Elder Grandma gave a nod, and the palanquin porters hoisted their load. Yuchan was so light, it was if the palanquin were empty. She looked out from the palanquin, a living skeleton. Kaze knew that they’d stop at an inn after they left Kamakura and Yuchan would be able to take a decent bath and put on one of Elder Grandma’s kimonos. The dirt of captivity could be washed from her, but she would never regain her beauty or her innocence.
She looked out from the palanquin and said just two words to Kaze. “Thank you.” That, and the tears in her eyes, were enough.

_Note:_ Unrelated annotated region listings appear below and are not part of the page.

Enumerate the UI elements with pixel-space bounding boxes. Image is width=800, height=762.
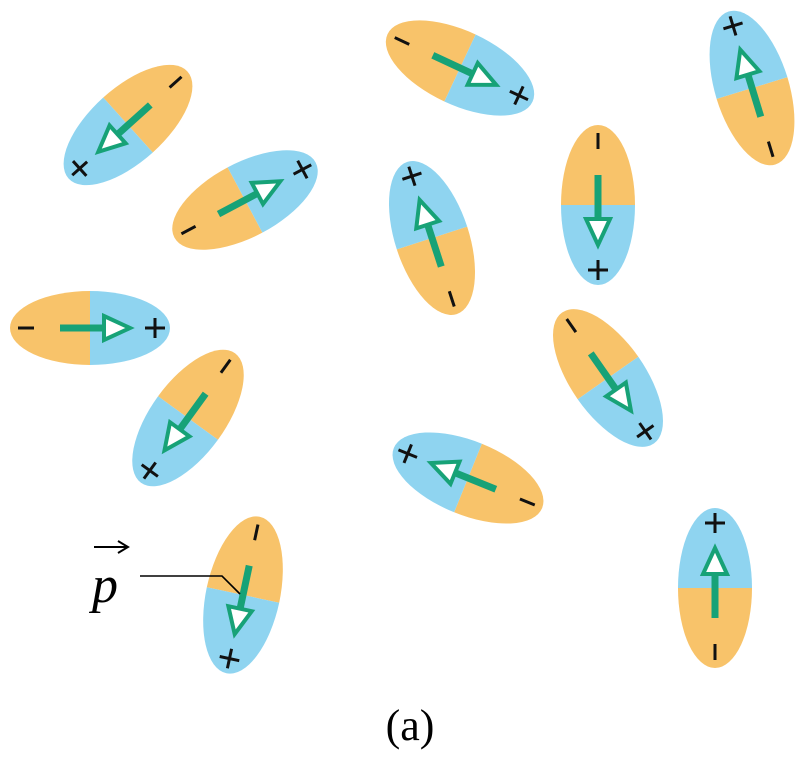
dipoles [10,1,800,681]
dipole [44,44,212,206]
negative-half [207,509,296,603]
dipole [372,1,548,136]
caption: (a) [386,701,435,750]
dipole [561,125,635,285]
dipole [380,414,556,543]
dipole [693,1,800,176]
dipole [678,508,752,668]
dipole [190,509,296,681]
dipole [532,291,684,465]
dipole [157,130,333,270]
dipole-diagram: p (a) [0,0,800,762]
dipole [372,150,492,325]
vector-label: p [88,557,118,614]
dipole [10,291,170,365]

As they were about to depart, Elder Grandma gave an almost imperceptible dip of her head in Kaze’s direction.
“Elder Grandma,” Kaze said.
“What?” she answered gruffly.
“Yuchan needs patience and care. She doesn’t need to be bullied into normalcy. She will return to normal on her own. She’s more than proven she will not respond to bullying.”
“What do you …” Elder Grandma’s retort died on her lips. She glanced at the palanquin that held her granddaughter. Reluctant to cede to Kaze’s authority but cognizant of the soundness of his prescription, she said, “All right.”
“Good.”
Elder Grandma marched in front of the porters, holding her spear. The servant, Sadakatsu, burdened with his pack, shuffled along behind the palanquin. Only the grandson, Nagatoki, stopped, looking back at Kaze. In the pale gray light that preceded the dawn, he smiled a half smile and waved his hand in farewell. Kaze nodded his understanding and waved back. Then he turned to go.